Recently I had a close encounter with a copyright issue that involved a song, a video clip and YouTube.
Inspired by Petula Clark’s song, ‘I know a place’, my school created a walkthrough video. The lead – our most talented Drama teacher, Holly – mimed the lyrics whilst taking the camera through a tour of our school community. It was a beautifully crafted piece of work.
However, flags were raised by the IT department when we began to distribute the video via the school’s YouTube channel. The claim was made that, by publishing the video, the school would be in breach of copyright law. I argued (regrettably, in hindsight) that this was not a breach. If YouTube published the video, then it is up to them to remove the content if they deem it unsuitable and the worst that would happen would be that it was removed from the site.
Ummm….. Then I decided to check out if I was correct.
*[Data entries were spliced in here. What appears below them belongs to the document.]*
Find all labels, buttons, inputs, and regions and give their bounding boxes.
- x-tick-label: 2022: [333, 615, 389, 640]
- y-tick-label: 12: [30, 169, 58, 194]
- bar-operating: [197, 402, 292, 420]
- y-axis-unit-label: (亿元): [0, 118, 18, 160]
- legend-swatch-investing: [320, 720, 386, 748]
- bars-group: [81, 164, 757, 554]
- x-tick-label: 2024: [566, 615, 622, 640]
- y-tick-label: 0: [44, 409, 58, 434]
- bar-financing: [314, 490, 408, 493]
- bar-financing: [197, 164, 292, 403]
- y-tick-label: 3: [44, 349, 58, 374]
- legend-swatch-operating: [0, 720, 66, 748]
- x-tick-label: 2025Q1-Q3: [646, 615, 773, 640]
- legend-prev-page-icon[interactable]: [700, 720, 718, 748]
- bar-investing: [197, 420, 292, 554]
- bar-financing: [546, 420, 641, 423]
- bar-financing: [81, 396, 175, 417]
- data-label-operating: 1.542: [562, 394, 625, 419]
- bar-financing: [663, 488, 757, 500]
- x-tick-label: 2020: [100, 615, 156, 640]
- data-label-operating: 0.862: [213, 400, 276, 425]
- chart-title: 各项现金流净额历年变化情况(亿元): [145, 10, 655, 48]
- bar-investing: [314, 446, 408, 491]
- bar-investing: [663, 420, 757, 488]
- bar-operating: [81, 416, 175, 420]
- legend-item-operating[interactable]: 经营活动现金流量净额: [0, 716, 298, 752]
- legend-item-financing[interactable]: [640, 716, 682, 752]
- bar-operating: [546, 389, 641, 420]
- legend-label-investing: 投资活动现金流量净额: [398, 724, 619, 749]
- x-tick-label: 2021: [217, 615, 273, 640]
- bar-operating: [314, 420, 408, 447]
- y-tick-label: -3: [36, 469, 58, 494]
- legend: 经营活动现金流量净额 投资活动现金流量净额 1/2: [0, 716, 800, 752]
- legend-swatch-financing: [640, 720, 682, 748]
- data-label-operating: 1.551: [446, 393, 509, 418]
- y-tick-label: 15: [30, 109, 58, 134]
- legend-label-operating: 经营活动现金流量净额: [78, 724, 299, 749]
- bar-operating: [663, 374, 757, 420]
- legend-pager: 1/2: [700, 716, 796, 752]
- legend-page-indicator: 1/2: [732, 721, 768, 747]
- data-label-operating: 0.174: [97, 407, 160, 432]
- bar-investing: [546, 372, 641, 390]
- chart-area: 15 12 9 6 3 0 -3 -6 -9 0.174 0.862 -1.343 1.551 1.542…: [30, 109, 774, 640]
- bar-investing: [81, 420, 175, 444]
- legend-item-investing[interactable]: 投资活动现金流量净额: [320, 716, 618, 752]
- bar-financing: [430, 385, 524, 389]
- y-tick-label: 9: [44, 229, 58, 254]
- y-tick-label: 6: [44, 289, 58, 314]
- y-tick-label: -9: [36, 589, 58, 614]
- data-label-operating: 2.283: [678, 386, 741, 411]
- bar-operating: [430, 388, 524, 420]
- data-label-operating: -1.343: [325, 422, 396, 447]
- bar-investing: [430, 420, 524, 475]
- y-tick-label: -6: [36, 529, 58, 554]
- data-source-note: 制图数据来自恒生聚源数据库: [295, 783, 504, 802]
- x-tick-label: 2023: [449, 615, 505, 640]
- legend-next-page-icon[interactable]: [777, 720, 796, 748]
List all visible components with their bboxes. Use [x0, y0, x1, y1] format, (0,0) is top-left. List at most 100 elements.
Apparently not!.
As the world’s largest online video site, YouTube enables users to view and share video content on a grand scale. Google acquired YouTube and stated that they wanted to reconcile the rights of content owners with its mission to ‘organise the world’s information and make it universally accessible and useful’. They were both criticised and applauded. YouTube has been in an interesting position for a number of years now in terms of copyright, with a vested interest in both protecting the rights of content owners and also making the content widely available to the public.
So how do they achieve this balancing act?
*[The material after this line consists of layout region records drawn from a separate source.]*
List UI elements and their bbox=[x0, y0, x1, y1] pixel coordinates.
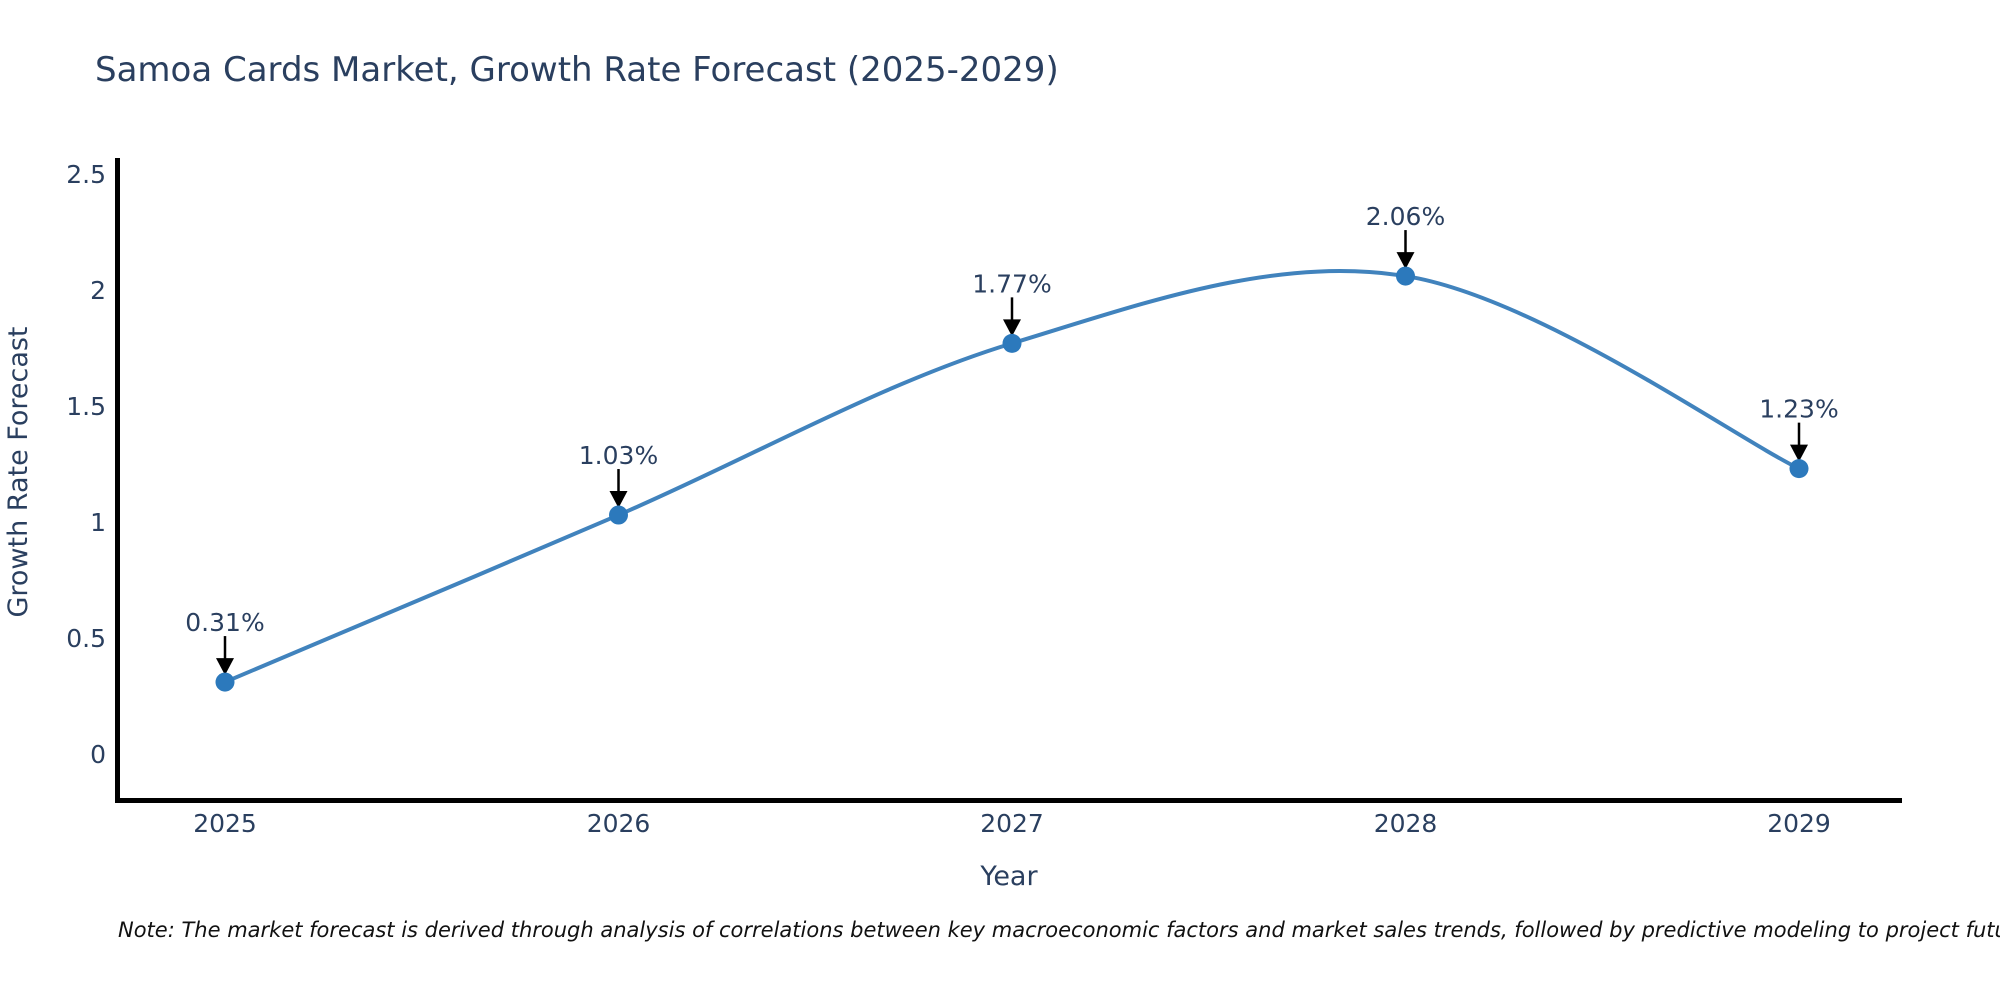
y-tick-label: 1.5 bbox=[66, 392, 106, 421]
data-point-2029[interactable] bbox=[1789, 459, 1809, 479]
data-point-2028[interactable] bbox=[1396, 266, 1415, 286]
x-tick-label: 2026 bbox=[587, 809, 651, 838]
annotation-arrow-head bbox=[609, 491, 628, 509]
y-tick-label: 2.5 bbox=[66, 160, 106, 189]
y-axis-title: Growth Rate Forecast bbox=[3, 326, 34, 617]
annotation-label: 1.23% bbox=[1759, 395, 1838, 424]
annotation-label: 1.77% bbox=[972, 269, 1051, 298]
annotation-label: 0.31% bbox=[185, 608, 264, 637]
y-tick-label: 2 bbox=[90, 276, 106, 305]
x-tick-label: 2029 bbox=[1767, 809, 1831, 838]
y-tick-label: 0 bbox=[90, 740, 106, 769]
annotation-arrow-head bbox=[216, 658, 234, 676]
y-tick-label: 1 bbox=[90, 508, 106, 537]
data-point-2026[interactable] bbox=[609, 505, 628, 525]
x-tick-label: 2027 bbox=[980, 809, 1044, 838]
x-tick-label: 2028 bbox=[1374, 809, 1438, 838]
chart-title: Samoa Cards Market, Growth Rate Forecast… bbox=[95, 50, 1059, 90]
annotation-arrow-head bbox=[1003, 319, 1021, 337]
annotation-label: 2.06% bbox=[1366, 202, 1445, 231]
footnote: Note: The market forecast is derived thr… bbox=[118, 918, 2000, 942]
data-point-2027[interactable] bbox=[1002, 333, 1022, 353]
x-tick-label: 2025 bbox=[193, 809, 257, 838]
y-tick-label: 0.5 bbox=[66, 624, 106, 653]
annotation-arrow-head bbox=[1396, 252, 1415, 270]
annotation-arrow-head bbox=[1790, 444, 1808, 462]
data-point-2025[interactable] bbox=[215, 672, 235, 692]
annotation-label: 1.03% bbox=[579, 441, 658, 470]
x-axis-title: Year bbox=[979, 861, 1038, 892]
The answer is Content ID. Essentially, YouTube has a database of over 3 million audio and video reference files, from Mozart to the latest Game of Thrones episode. YouTube then checks the contents of a video when it is uploaded against their database to see if there are any infringements. If a match is found, the content owner has already set in place what it wants YouTube to do. This includes options such as blocking the whole video, muting music in the video or monetizing the video by running ads against it. My school included an attribution to the owner of the song and are now planning on publishing the video. So it worked out as a win for everyone.
My question now is ‘How do we pass this knowledge on to students to help them legally configure their digital footprint?’ Enter, Creative Commons … but that is a blog for another day.